Strengths include the fact that isthmocele can be adequately diagnosed on two-dimensional transvaginal ultrasound, and that surgical repair may restore natural fertility potential and prevent secondary infertility, as well as reduce the risk of abortion and other obstetrical complications.
However, there is a lack of high-quality evidence sustaining the best diagnostic method and criteria, as well as the potential benefits of surgical repair on fertility. There is an outstanding need for highly experienced surgeons with adequate skills in all applicable techniques, and isthmocele repair does not prevent the need for a Cesarean delivery in subsequent pregnancy.

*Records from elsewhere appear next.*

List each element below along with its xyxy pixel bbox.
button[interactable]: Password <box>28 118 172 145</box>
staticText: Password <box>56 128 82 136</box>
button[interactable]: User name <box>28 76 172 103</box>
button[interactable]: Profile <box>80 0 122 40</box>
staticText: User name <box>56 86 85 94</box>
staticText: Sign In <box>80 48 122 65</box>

Nevertheless, increasing awareness of the accuracy of transvaginal ultrasound in diagnosing isthmocele presents an opportunity for increased diagnosis of this pathology. This may lead to surgical correction and prevention of obstetric and perinatal complications in subsequent pregnancy, including cesarean scar pregnancy. Regarding threats, the existence of different surgical techniques creates a risk of selecting an inadequate approach if the type of isthmocele and patient's features are not considered.
There is a risk of overtreatment when asymptomatic defects are surgically repaired. Finally, there is an absence of cost-effectiveness analyses to justify the routine application of the repair. Thus, while there are many data suggesting that isthmocele decreases both natural fertility and the outcomes of assisted reproduction techniques, high-quality evidence to support surgical isthmocele repair in all asymptomatic patients desiring future fertility are lacking.
There is progressive agreement in recommending hysteroscopic repair of isthmocele as a first-choice approach as long as the residual myometrium thickness is at least 2.5-3 mm.